Our finding of less compliance with IBD medical treatment by AA patients is consistent with several previous studies [6,9,11,13] and likely contributed to their lower rate of clinical remission. AA patients are more likely of low socioeconomic status (education, income, etc) and consequently less likely to understand the risk/benefit tradeoffs of IBD therapy, afford often expensive medications, and have timely access to subspecialists. In addition, AA race-specific cultural and genetic factors may also contribute to racial differences in IBD outcomes [4,10,16]. To separate out the effects of socioeconomic factors from those of AA race-specific factors has important health policy and treatment implications but is not possible in our retrospective study. Use of AA care navigators in an IBD medical home setting may help, considering the lack of AA gastroenterologists (let along IBD subspecialists) in the United States.
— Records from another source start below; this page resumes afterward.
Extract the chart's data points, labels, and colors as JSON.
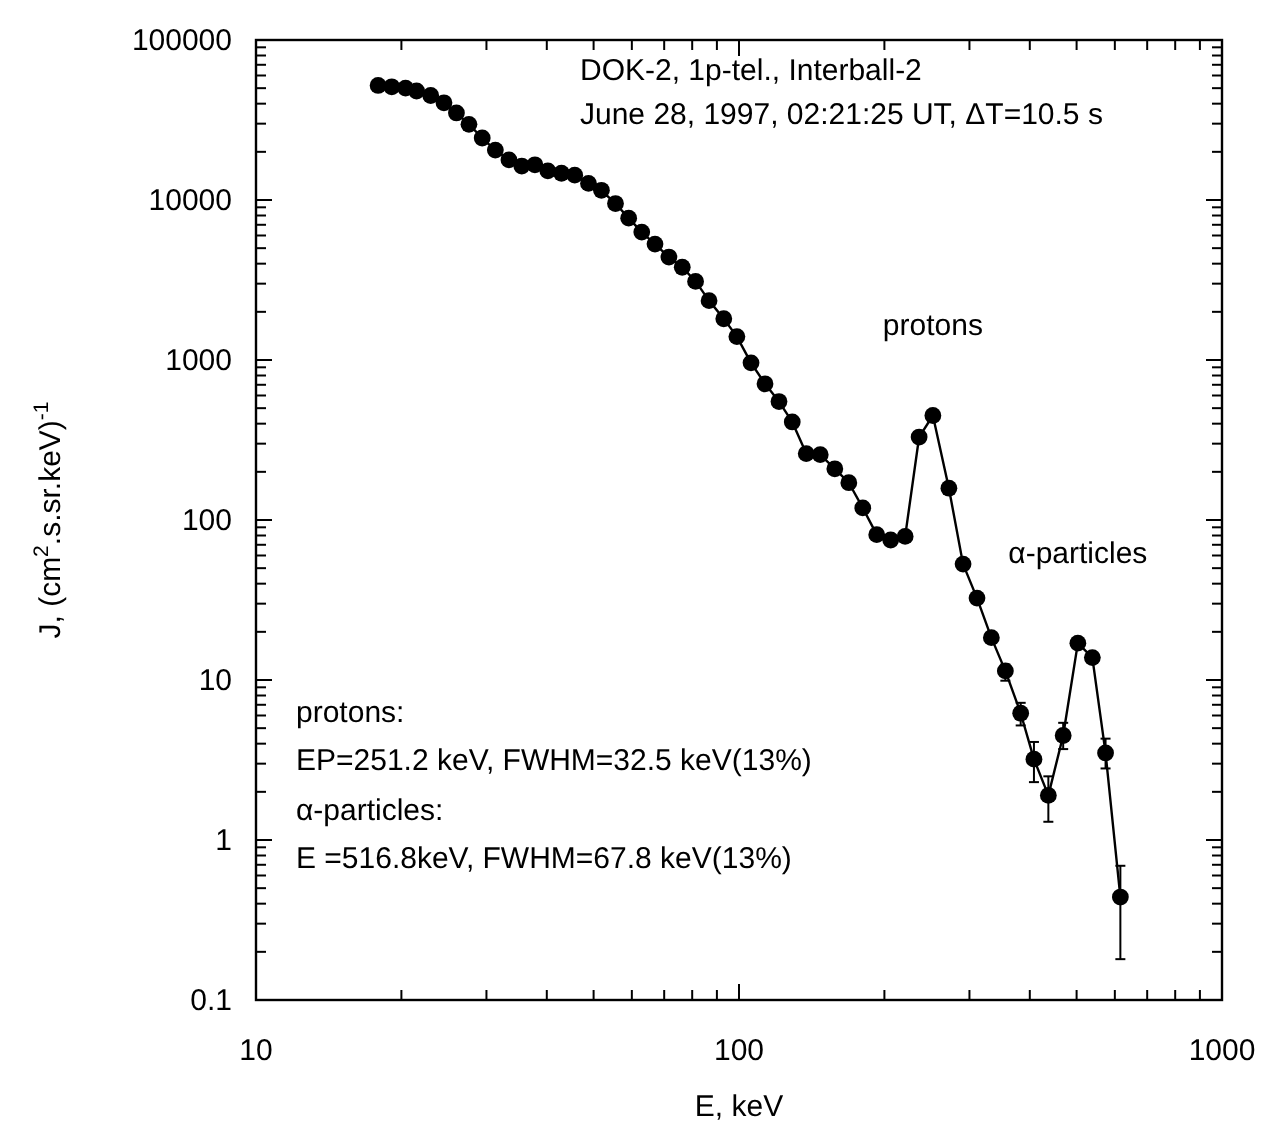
{
  "chart_data": {
    "type": "line",
    "xlabel": "E, keV",
    "ylabel": "J, (cm$^{2}$.s.sr.keV)$^{-1}$",
    "log": "xy",
    "grid": false,
    "marker": "circle",
    "line_style": "solid",
    "xlim": [
      10,
      1000
    ],
    "xticks": [
      10,
      100,
      1000
    ],
    "ylim": [
      0.1,
      100000
    ],
    "yticks": [
      0.1,
      1,
      10,
      100,
      1000,
      10000,
      100000
    ],
    "series": [
      {
        "color": "#000000",
        "x": [
          17.9,
          19.1,
          20.4,
          21.5,
          23.0,
          24.5,
          26.0,
          27.6,
          29.4,
          31.3,
          33.4,
          35.5,
          37.8,
          40.2,
          42.9,
          45.7,
          48.8,
          51.9,
          55.5,
          59.1,
          62.9,
          67.0,
          71.6,
          76.3,
          81.3,
          86.7,
          93.0,
          99.0,
          105.9,
          113.2,
          121.0,
          128.9,
          137.8,
          147.3,
          157.9,
          168.8,
          180.4,
          192.8,
          206.1,
          220.8,
          236,
          252,
          272,
          291,
          311,
          333,
          356,
          383,
          408,
          437,
          469,
          503,
          539,
          574,
          616
        ],
        "values": [
          52000,
          51000,
          50000,
          48000,
          45000,
          40500,
          35000,
          29700,
          24400,
          20500,
          17800,
          16300,
          16600,
          15200,
          14700,
          14300,
          12700,
          11500,
          9500,
          7700,
          6300,
          5300,
          4400,
          3800,
          3100,
          2350,
          1810,
          1400,
          960,
          710,
          550,
          410,
          260,
          256,
          209,
          171,
          119,
          81,
          75,
          79,
          330,
          450,
          158,
          53,
          32.5,
          18.4,
          11.4,
          6.2,
          3.2,
          1.9,
          4.5,
          17.0,
          13.8,
          3.5,
          0.44
        ],
        "errors": [
          null,
          null,
          null,
          null,
          null,
          null,
          null,
          null,
          null,
          null,
          null,
          null,
          null,
          null,
          null,
          null,
          null,
          null,
          null,
          null,
          null,
          null,
          null,
          null,
          null,
          null,
          null,
          null,
          null,
          null,
          null,
          null,
          null,
          null,
          null,
          null,
          null,
          null,
          null,
          null,
          null,
          null,
          null,
          null,
          null,
          null,
          [
            9.9,
            12.5
          ],
          [
            5.2,
            7.2
          ],
          [
            2.3,
            4.1
          ],
          [
            1.3,
            2.5
          ],
          [
            3.7,
            5.4
          ],
          null,
          null,
          [
            2.8,
            4.3
          ],
          [
            0.18,
            0.69
          ]
        ]
      }
    ],
    "annotations": [
      "DOK-2, 1p-tel., Interball-2",
      "June 28, 1997, 02:21:25 UT, ΔT=10.5 s",
      "protons:",
      "EP=251.2 keV, FWHM=32.5 keV(13%)",
      "α-particles:",
      "E =516.8keV, FWHM=67.8 keV(13%)",
      {
        "text": "protons",
        "x": 252,
        "y": 450
      },
      {
        "text": "α-particles",
        "x": 503,
        "y": 17.0
      }
    ]
  }
}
One limitation of our study is the reliance on physician clinical documentation to measure medication compliance and clinical remission. Real compliance rate may be much lower than that reported by patients. This likely led to overestimation of medication compliance (as compliant patients are more likely to visit their gastroenterologists) and underestimation of clinical remission (due to the higher chance of sick visits for IBD flares) as shown by the high compliance and low remission rates in our study. Secondly, for AA patients, there may be socioeconomic, insurance, culture and communication barriers that bias physician assessment of medication compliance and clinical remission. Use of pill counts and endoscopic remission measures in a prospective study can mitigate such biases and provide accurate measures of medication compliance and clinical remission respectively. Thirdly, we did not have detailed information on Crohn’s disease surgical history and complications (bowel obstruction, fistula, etc) that affects narcotics use, medication compliance, and clinical remission..

Conclusion

In summary, despite similar medical treatment at our tertiary IBD center, AA patients were more likely to be on narcotics, less compliant with medical therapy, and less likely to achieve clinical remission. Whether socioeconomic, cultural, or other race related factors lead to these differences is an important question for future research.

Compared with NHW patients, AAs had similar IBD medical treatment, were more likely to use narcotics, and were less likely to be compliant with medical treatment and achieve clinical remission.